By Sean Boelman
For the fifteenth year, ShortsTV is releasing the Oscar-nominated short films in all three categories in theaters, allowing audiences across the country and world the unique experience of getting to see these short films in a setting unlike that in which they are usually shown. This also gives the filmmakers of these shorts the opportunity to see their work playing on the big screen, which is often a dream come true.
This year’s batch of animated shorts nominated for the award is about as one would expect, as the Academy has become relatively predictable in the films they nominate in this category. As always, the category will likely be won by the contender from the mainstream studio, but some of the indie shorts are very wonderful as well. The animated shorts program shown in theaters also contains three other films that were not nominated for the award, but those are not ranked in this article.
As is always the case with this category, there is one film in the mix that is a depressing tear-jerker, and this year, that is Daughter. Although there is a lot of merit in this film, and it is understandable why it earned a nomination, it doesn’t quite seem to hit all of its intended beats. Yes, it does have some absolutely stunning sequences, but the visuals aren’t able to compensate for a narrative that feels overly safe. Unlike some of the other contenders nominated for this award, this film doesn’t earn the emotional reaction it elicits.
Inarguably the most unusual contender on this list, the highly personal (and surprisingly political) short Sister packs quite a bit of material into its brief runtime but also packs quite the punch. Ultimately, the film’s third act twist feels a bit manipulative, but it does a good job of driving the film’s message home. Still, one can’t help but feel like there is more to be told from this story, and that an animated short like this may not have been the method to do so. Thankfully, there are more resources available on the issue, including a well-made documentary that was also released in 2019.

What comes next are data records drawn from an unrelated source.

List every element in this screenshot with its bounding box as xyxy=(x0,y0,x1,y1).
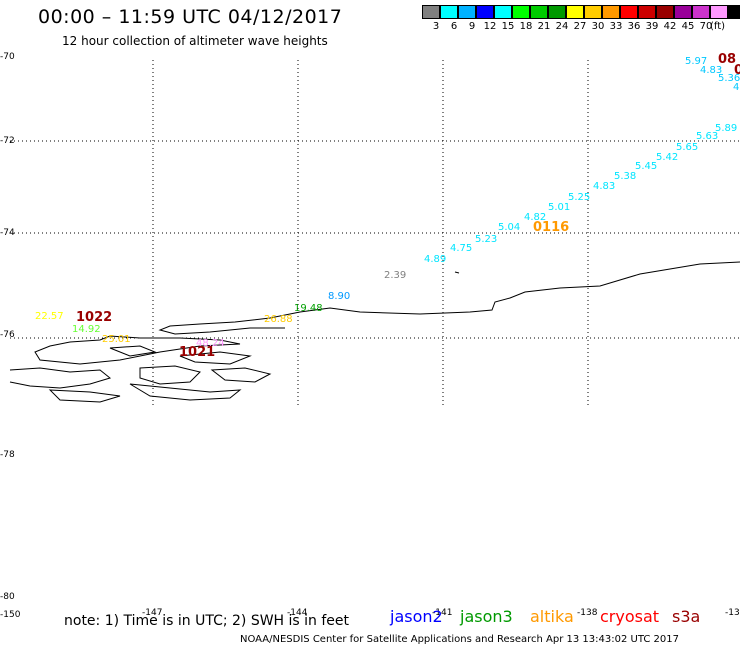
wave-height-value: 19.48 xyxy=(294,303,323,314)
wave-height-value: 5.89 xyxy=(715,123,738,134)
wave-height-value: 5.42 xyxy=(656,152,679,163)
color-swatch xyxy=(710,5,728,19)
wave-height-value: 4.89 xyxy=(424,254,447,265)
color-scale-labels: 3 6 9 12 15 18 21 24 27 30 33 36 39 42 45 70 xyxy=(422,21,740,35)
footer-note: note: 1) Time is in UTC; 2) SWH is in fe… xyxy=(64,613,350,629)
color-scale-label: 6 xyxy=(450,21,458,32)
color-swatch xyxy=(584,5,602,19)
wave-height-value: 5.36 xyxy=(718,73,740,84)
wave-height-value: 48.24 xyxy=(196,338,225,349)
color-scale-label: 36 xyxy=(627,21,641,32)
wave-height-value: 5.38 xyxy=(614,171,637,182)
wave-height-value: 25.01 xyxy=(102,334,131,345)
latitude-label: -78 xyxy=(0,450,15,460)
color-swatch xyxy=(566,5,584,19)
color-scale-label: 24 xyxy=(555,21,569,32)
latitude-label: -76 xyxy=(0,330,15,340)
wave-height-value: 4.75 xyxy=(450,243,473,254)
wave-height-value: 5.04 xyxy=(498,222,521,233)
color-scale-label: 70 xyxy=(699,21,713,32)
latitude-label: -80 xyxy=(0,592,15,602)
color-swatch xyxy=(476,5,494,19)
color-swatch xyxy=(512,5,530,19)
wave-height-value: 5.65 xyxy=(676,142,699,153)
color-scale-unit: (ft) xyxy=(710,21,726,32)
latitude-label: -72 xyxy=(0,136,15,146)
color-scale-label: 27 xyxy=(573,21,587,32)
latitude-label: -74 xyxy=(0,228,15,238)
color-scale-label: 30 xyxy=(591,21,605,32)
color-scale-label: 12 xyxy=(483,21,497,32)
wave-height-value: 5.25 xyxy=(568,192,591,203)
graticule xyxy=(10,60,740,405)
wave-height-value: 22.57 xyxy=(35,311,64,322)
latitude-label: -70 xyxy=(0,52,15,62)
color-scale-label: 3 xyxy=(432,21,440,32)
wave-height-value: 2.39 xyxy=(384,270,407,281)
credit-line: NOAA/NESDIS Center for Satellite Applica… xyxy=(240,634,679,645)
wave-height-value: 14.92 xyxy=(72,324,101,335)
wave-height-value: 8.90 xyxy=(328,291,351,302)
wave-height-value: 26.88 xyxy=(264,314,293,325)
color-swatch xyxy=(692,5,710,19)
wave-height-value: 5.45 xyxy=(635,161,658,172)
color-scale-label: 15 xyxy=(501,21,515,32)
color-scale-label: 9 xyxy=(468,21,476,32)
color-swatch xyxy=(422,5,440,19)
wave-height-value: 5.01 xyxy=(548,202,571,213)
color-swatch xyxy=(674,5,692,19)
color-swatch xyxy=(656,5,674,19)
pass-time-label: 1022 xyxy=(76,310,113,325)
wave-height-value: 4.83 xyxy=(700,65,723,76)
pass-time-label: 1021 xyxy=(179,345,216,360)
longitude-label: -141 xyxy=(432,608,453,618)
color-swatch xyxy=(638,5,656,19)
color-scale-label: 45 xyxy=(681,21,695,32)
color-scale-label: 18 xyxy=(519,21,533,32)
color-scale xyxy=(422,5,740,19)
satellite-legend-item: jason3 xyxy=(460,607,513,626)
wave-height-value: 4.82 xyxy=(524,212,547,223)
color-swatch xyxy=(494,5,512,19)
longitude-label: -144 xyxy=(287,608,308,618)
wave-height-value: 4.83 xyxy=(593,181,616,192)
color-swatch xyxy=(548,5,566,19)
color-scale-label: 33 xyxy=(609,21,623,32)
color-scale-label: 39 xyxy=(645,21,659,32)
satellite-legend-item: jason2 xyxy=(390,607,443,626)
color-swatch xyxy=(602,5,620,19)
color-scale-label: 42 xyxy=(663,21,677,32)
wave-height-value: 5.23 xyxy=(475,234,498,245)
satellite-legend-item: cryosat xyxy=(600,607,660,626)
longitude-label: -138 xyxy=(577,608,598,618)
longitude-label: -147 xyxy=(142,608,163,618)
wave-height-value: 5.63 xyxy=(696,131,719,142)
color-swatch xyxy=(458,5,476,19)
coastline xyxy=(9,261,740,403)
wave-height-value: 5.97 xyxy=(685,56,708,67)
color-swatch xyxy=(440,5,458,19)
color-scale-label: 21 xyxy=(537,21,551,32)
pass-time-label: 0116 xyxy=(533,220,570,235)
wave-height-value: 4 xyxy=(733,82,740,93)
color-swatch xyxy=(530,5,548,19)
satellite-legend-item: s3a xyxy=(672,607,701,626)
map-title: 00:00 – 11:59 UTC 04/12/2017 xyxy=(38,6,343,28)
map-subtitle: 12 hour collection of altimeter wave hei… xyxy=(62,34,328,48)
longitude-label: -150 xyxy=(0,610,21,620)
pass-time-label: 08 xyxy=(718,52,737,67)
longitude-label: -135 xyxy=(725,608,740,618)
color-swatch xyxy=(728,5,740,19)
pass-time-label: 0 xyxy=(734,63,740,78)
satellite-legend-item: altika xyxy=(530,607,574,626)
color-swatch xyxy=(620,5,638,19)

Released by Disney/Pixar under their SparkShorts label, Kitbull likely would have been the favorite to win this award if only it had been released theatrically alongside one of their features. Alas, the Disney+ release for this cute, if somewhat insubstantial short will likely cement its position as one of the long shots, even despite the brand name. Certainly adorable, with admirable character design and a sweet story, Kitbull is an admirable film, but it arguably isn’t the best to have been released under the label. With the era of Pixar shorts accompanying their features in theaters coming to an end, so too it seems that the company’s usual reign in this category is over.
2. Hair Love
From Sony Pictures Animation (the film received a theatrical release along with The Angry Birds Movie 2), Hair Love is the obvious favorite to win the title as this year’s best animated short film. With a touching story and some extremely creative animation, the talent in the visual storytelling that is present here is undeniably very impressive. Though the film’s narrative is a bit safe, it is packed with emotion, and it is unlikely to leave any viewer unmoved. Additionally, there is a ton of personality in the visual style, with some excellent character designs and some unique effects. This is the type of all-around well-made and crowd-pleasing short that usually triumphs in this category, so don’t expect the Academy to bring any surprises.
Although it is unlikely to receive the award (as mentioned before, the Academy tends to recognize the higher-profile contenders in this category), Memorable is arguably the most deserving nominee of the bunch. Featuring a beautiful story that deals with an absolutely heartbreaking topic, this film is heartbreaking in all the right ways. Furthermore, the film features a truly gorgeous and thoroughly creative visual style. The amount of detail present in this short is extremely impressive, from the texture of the characters to the design of the sets. In terms of both style and content, this is reminiscent of the recent animated masterpiece Anomalisa, and as such, it will have plenty of fans of its own.
The 2020 Oscar Nominated Short Films open in theaters on January 29.